Thursday 29th November 2018
BT Museum and Underground Railway
Having had a fascinating talk about the developments at the Post Office Museum and of the Post Office Underground Railway, the Branch was eager to arrange a visit. So in November some 20 of us travelled to Mount Pleasant where we enjoyed lunch at the very pleasant café and then looked round the museum.
As the time approached for our ride, we made our way down the street to the entrance to Mail Rail, underneath the enormous central sorting office. From the new terminal, trains take visitors on a circular tour through the tunnel loops of this extraordinary railway and back to where it started. Formerly powered by an offset third rail the specially built narrow-gauge trains are now battery operated and very compact! At intervals the train stops and scenes from the railway’s operation are projected on adjacent walls. At one point the train passes over what was the main line where one of the original Mail Rail trains is parked, just as if work had stopped for the day.

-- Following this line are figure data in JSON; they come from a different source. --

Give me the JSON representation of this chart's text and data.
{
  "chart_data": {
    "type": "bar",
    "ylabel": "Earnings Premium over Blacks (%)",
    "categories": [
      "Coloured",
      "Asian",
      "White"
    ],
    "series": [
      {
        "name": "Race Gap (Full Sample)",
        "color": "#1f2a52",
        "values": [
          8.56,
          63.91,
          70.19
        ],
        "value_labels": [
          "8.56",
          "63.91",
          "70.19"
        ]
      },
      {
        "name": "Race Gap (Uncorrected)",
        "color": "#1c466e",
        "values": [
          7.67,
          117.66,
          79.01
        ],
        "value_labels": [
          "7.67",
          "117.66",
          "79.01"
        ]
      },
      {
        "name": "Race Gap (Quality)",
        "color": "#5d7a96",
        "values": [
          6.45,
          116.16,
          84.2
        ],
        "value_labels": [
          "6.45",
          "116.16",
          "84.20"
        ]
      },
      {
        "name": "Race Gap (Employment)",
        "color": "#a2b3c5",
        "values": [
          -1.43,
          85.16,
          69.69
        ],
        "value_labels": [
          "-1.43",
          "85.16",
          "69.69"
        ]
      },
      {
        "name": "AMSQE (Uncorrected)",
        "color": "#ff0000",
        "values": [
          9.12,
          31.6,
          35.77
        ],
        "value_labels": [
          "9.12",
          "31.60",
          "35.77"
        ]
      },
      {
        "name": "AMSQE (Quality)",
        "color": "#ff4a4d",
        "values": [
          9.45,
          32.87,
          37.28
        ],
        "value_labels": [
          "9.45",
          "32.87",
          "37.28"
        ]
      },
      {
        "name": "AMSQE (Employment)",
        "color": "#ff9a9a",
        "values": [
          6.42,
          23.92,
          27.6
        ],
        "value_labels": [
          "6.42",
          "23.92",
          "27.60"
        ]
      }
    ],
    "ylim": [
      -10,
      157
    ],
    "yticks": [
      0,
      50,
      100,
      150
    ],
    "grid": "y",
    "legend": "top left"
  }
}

On returning to the terminal we were able to walk through what had been the maintenance area where many artefacts from the railway are displayed and its history explained.
This is well recommended for groups looking for an outing to something a bit different.
Wednesday 28th November 2018
The 43 attendees at the Chichester Branch meeting on 28th November were royally entertained with a masterful presentation by Paul Russenberger, entitled ‘An Introduction to Swiss Railways’. Paul is currently a Board Member of the Swiss Railway Society and it very soon became apparent that he possessed a really in-depth knowledge of the Swiss railway scene, both past and present.
He briefly explained that the size of Switzerland is 15,900 sq. miles (approximately twice the size of Wales) and has four official languages: French, Italian, German & Romansh. It has been a Confederation since 1848.
We were taken on a photographic tour from Zurich to Geneva, with several detours to visit scenic branch lines, many of which still operate steam specials. Shortages of coal from Germany during WW1 forced the country toward early electrification.
Of particular note were the Vitznau Rigi Bahn, the Mount Pilatus Railway (the world’s steepest rack railway with gradients as steep as 1:2.25) and the famous railways of the Jungfrau.
Paul also included photos of vintage vessels to be found on the lakes and the Swiss Transport Museum in Lucerne.
If ever a presentation could be regarded as a tour de force, this was certainly one fitting that description!
Wednesday 24th October 2018
For our October meeting, Chichester branch were delighted to welcome back Alan Norris, who gave an illustrated talk entitled ‘Woking’s Railways and the Effects on the Town’s Development’ but in reality covering much more than this.
Our speaker firstly described the chronology, construction and early years of the London and Southampton Railway (later L.S.W.R), and how it missed the existing settlements of Kingston and Woking, but later attracted development around nearby stations. The heathland that the railway traversed was useless for agriculture and this had a significant effect on land usage of the area.
The Brookwood Cemetery and its railway was then covered, followed by the Bisley Tramway and its extensions to nearby military camps. We were shown many interesting views of what remains from both these defunct lines. The Bisley station building, for example, still exists as headquarters of the Lloyd’s Bank Rifle Association.
Woking’s famous Railway Orphanage was then covered, and the talk concluded with railway developments through the twentieth century, the most significant of which was possibly electrification through the town in 1936-37.
It is sobering to note that in 2017 more than ten million rail journeys were made from the borough’s stations at West Byfleet, Woking and Brookwood.
We thank our speaker for a fascinating and enlightening presentation.
In all 9 new members were recruited, though we were later advised that 2 of these would be assigned to neighbouring Branches. This was of no import, as of course all members, new and old, are free to attend any Branch meeting(s) of their choice. Overall, the day was considered a success and it is likely to be repeated.